The same can be said of the City of Memphis. Since the efficiency study, published in 2007, this city hasn’t been to the doctor, despite significant concerns raised in that very study. What’s worse, even though we went to the doctor in 2007, we didn’t seek a second opinion, or take any substantive corrective action. We, as a city, chose to ignore it. In that choice we have continued a pattern of relying on conjecture and finger-pointing as a solution to our “problems”, which are themselves conjecture. It is this condition that continues to divide our city along racial and socio-economic lines. It is this condition that is killing us.
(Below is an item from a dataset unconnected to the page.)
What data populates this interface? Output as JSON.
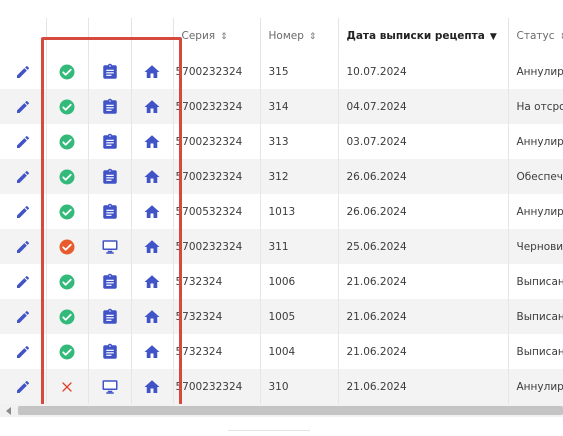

It is intellectually dishonest for anyone to claim they “know” how much more or less anything costs in city, county and state government, because that data isn’t collected in a manner that would allow such analysis. Further, it is even more intellectually dishonest to claim to “know the solution” based on this incomplete and highly circumstantial data. Yet, that is how we’ve been operating because it’s easier to not do anything that to do something.
I think its time to do something.
With this in mind, I call upon the members of the City Council, the Administration, Labor leaders, and the citizens of Memphis to come together and formulate a treatment plan with the aide of professionals. The plan, in the form of a charter amendment, would mandate that the administration, in conjunction with the stakeholders listed above, formulate and execute an annual performance review of each division of City government and report those findings no later than 6 months after the end of the fiscal year (right around budget time). This review would detail the costs associated with each function of government. The review would include a detailed accounting of the resolution of citizen complaints and concerns across categories, and be able to associate a cost per incident analysis to identify real problem areas impacting the city.
I have more thoughts about a way to make a full and accurate accounting of the services our city government provides, but for the purposes of this post, I’ll stop here.
In order to restore faith in government, we have to rely on facts and that requires data. We have rested our faith in faith, and clearly that’s not working. Failing to act on this issue means that we will continue to be swept up in intellectually dishonest at worst, or painfully misinformed policy decisions at best, that have been a feature of our city government for decades. Every boondoggle, every ill-conceived policy decision is, in some way, a function of this condition. And while data collection and reporting may not prevent boondoggles or poor policy choices, we can at least have the information necessary to spot such shenanigans in the future.
It’s time to stop letting fear paralyze us as a city, and go to the doctor. As for me, I’ll be doing that very thing tomorrow.